21 May 2024

Watch The Don’t Look Now ‘Motifs And Meaning’ Video Essay

When you ask people to make lists of of their favourite of horror films, Nicolas Roeg’s Don’t Look Now is always on those lists. Considered a masterpiece by many, the 1973 film stars Donald Sutherland and Julie Christie. They play a couple recovering from the tragedy of their daughter’s drowning head to to Venice, Italy. However their time in the city turns to terror, frustration as things take a grotesque psychological downward spiral.

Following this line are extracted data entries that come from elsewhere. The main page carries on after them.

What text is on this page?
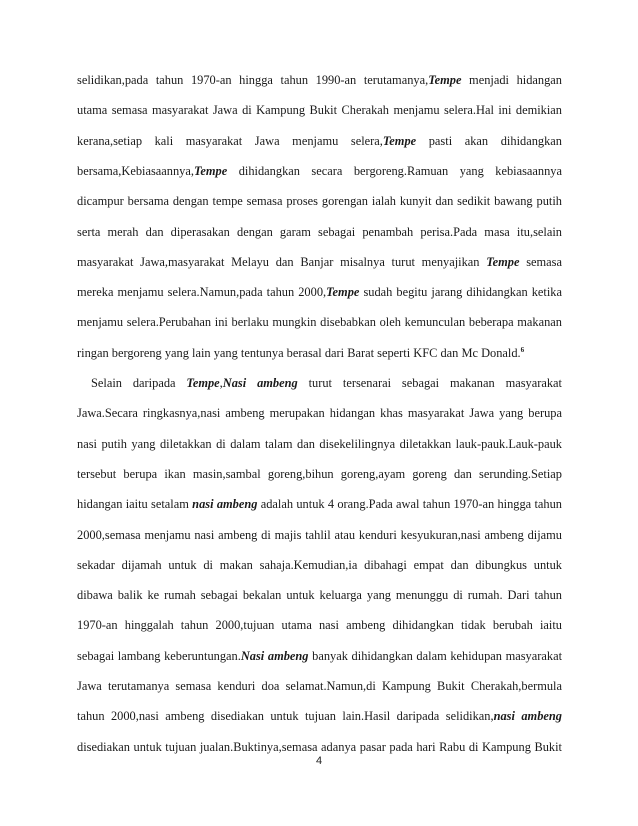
selidikan,pada tahun 1970-an hingga tahun 1990-an terutamanya,Tempe menjadi hidangan
utama semasa masyarakat Jawa di Kampung Bukit Cherakah menjamu selera.Hal ini demikian
kerana,setiap kali masyarakat Jawa menjamu selera,Tempe pasti akan dihidangkan
bersama,Kebiasaannya,Tempe dihidangkan secara bergoreng.Ramuan yang kebiasaannya
dicampur bersama dengan tempe semasa proses gorengan ialah kunyit dan sedikit bawang putih
serta merah dan diperasakan dengan garam sebagai penambah perisa.Pada masa itu,selain
masyarakat Jawa,masyarakat Melayu dan Banjar misalnya turut menyajikan Tempe semasa
mereka menjamu selera.Namun,pada tahun 2000,Tempe sudah begitu jarang dihidangkan ketika
menjamu selera.Perubahan ini berlaku mungkin disebabkan oleh kemunculan beberapa makanan
ringan bergoreng yang lain yang tentunya berasal dari Barat seperti KFC dan Mc Donald.$^6$
Selain daripada Tempe,Nasi ambeng turut tersenarai sebagai makanan masyarakat
Jawa.Secara ringkasnya,nasi ambeng merupakan hidangan khas masyarakat Jawa yang berupa
nasi putih yang diletakkan di dalam talam dan disekelilingnya diletakkan lauk-pauk.Lauk-pauk
tersebut berupa ikan masin,sambal goreng,bihun goreng,ayam goreng dan serunding.Setiap
hidangan iaitu setalam nasi ambeng adalah untuk 4 orang.Pada awal tahun 1970-an hingga tahun
2000,semasa menjamu nasi ambeng di majis tahlil atau kenduri kesyukuran,nasi ambeng dijamu
sekadar dijamah untuk di makan sahaja.Kemudian,ia dibahagi empat dan dibungkus untuk
dibawa balik ke rumah sebagai bekalan untuk keluarga yang menunggu di rumah. Dari tahun
1970-an hinggalah tahun 2000,tujuan utama nasi ambeng dihidangkan tidak berubah iaitu
sebagai lambang keberuntungan.Nasi ambeng banyak dihidangkan dalam kehidupan masyarakat
Jawa terutamanya semasa kenduri doa selamat.Namun,di Kampung Bukit Cherakah,bermula
tahun 2000,nasi ambeng disediakan untuk tujuan lain.Hasil daripada selidikan,nasi ambeng
disediakan untuk tujuan jualan.Buktinya,semasa adanya pasar pada hari Rabu di Kampung Bukit
4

The film has lot’s of motifs and meanings and thanks to The Cinema Cartography looks at some of the most intriguing and mystifying motifs and meaning in a new Video Essay

DON’T LOOK NOW, Nicolas Roeg’s finest film and arguably, one of the best British films ever made. Starring Donald Sutherland and Julie Christie, this is a brilliant adaptation of a Daphne Du Maurier short story. On a cold, bright autumn day in Suffolk, England, a little girl in a red mackintosh drowns in a pond – the daughter of John and Laura Baxter. Trying to recover from the tragedy, the couple arrive in Venice, Italy, where John has been commissioned to restore a church. In the eerie atmosphere of the lagoon city in winter, they encounter two strange sisters. Laura is suddenly released from her grief when one of them, a blind psychic, tells her that she is in contact with her dead daughter. Angered and skeptical, John carries on with his work, but witnesses an unsettling vision of his own: a little girl in a red mackintosh disappearing into the Venetian alleys.

As Venice and his fate closes in on John, illusion, reality and sudden terror spiral the story to its grotesque climax, as the design in director Nicolas Roeg’s mosaic becomes unforgettably clear.